Five College Admission Myths
1. High scores on the SAT/ACT are all that needed to be accepted by a selective school.
While excellent test scores will help in making a stand-out candidate, the academic transcript is one of the most important components in your application because it shows diligence and commitment over a long-term period, as opposed to one test score from one day. Counting on a SAT/ACT score to gain acceptance with a poor transcript is not advised.
2. The application process begins when I start during senior year.
The application process begins at the start of high school, not senior year. In the first year of high school the student should develop an academic plan with tangible goals, as well as the appropriate strategies to achieve them. Extracurricular activities should extend over all four years. It’s all about consistency. A good activity list is built over four years. The summer between junior and senior years is a good time to write the admissions essay.
3. The listed tuition price is what the student must pay.
Many schools have scholarships for students with exceptional grades that are automatically applied upon acceptance. Other colleges will award scholarship money to families who have more than one student attending the institution.
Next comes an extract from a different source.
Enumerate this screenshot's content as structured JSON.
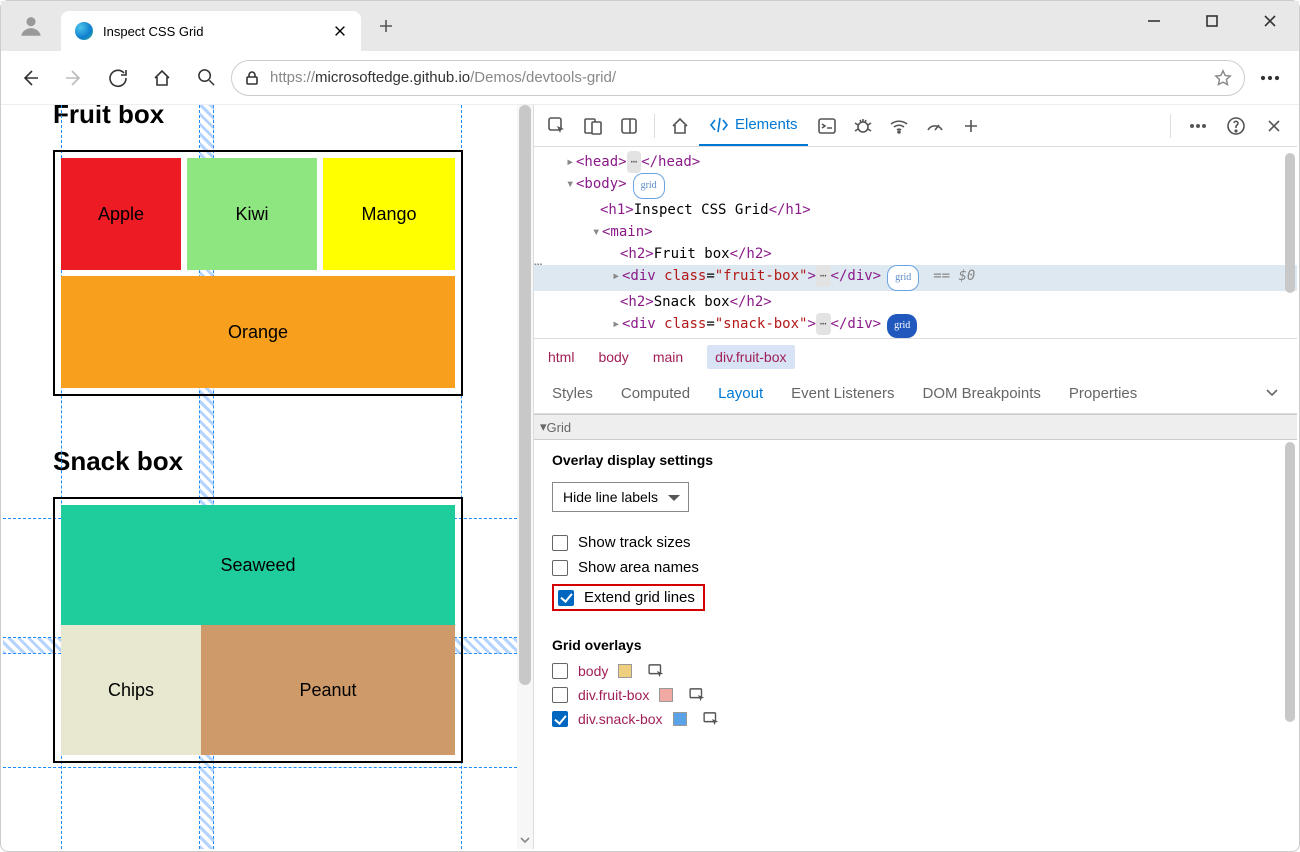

Others have scholarships awarded through the university for which the student must fill out an extra application and/or complete an interview. There are also many outside scholarships to search and apply for, as well as federal aid through FAFSA.
4. Social media activities aren’t being monitored by admissions officers.
Admissions officers often research prospective students, especially if they are applying for prestigious scholarship awards at their school. Any and all information that is publicly available is fair game for an admissions team. This means Facebook, Twitter, Instagram, and any other social media outlets should be cleaned up. Any lewd pictures, objectionable comments, or generally unkind posts should be deleted.
5. All a student has to do is complete and submit an application.
Colleges often track the number of times a student has contacted them, whether or not the student has arranged a campus visit, if the student has asked questions of your assigned admissions counselor, etc. Generally speaking, colleges accept a certain number of students knowing that only a portion of that pool will actually attend. The closer the number of acceptances sent and the number of matriculations are to each other, the better the school looks and, oftentimes, the higher its rankings climb. Extra effort on a student’s part can be a useful way to convey interest.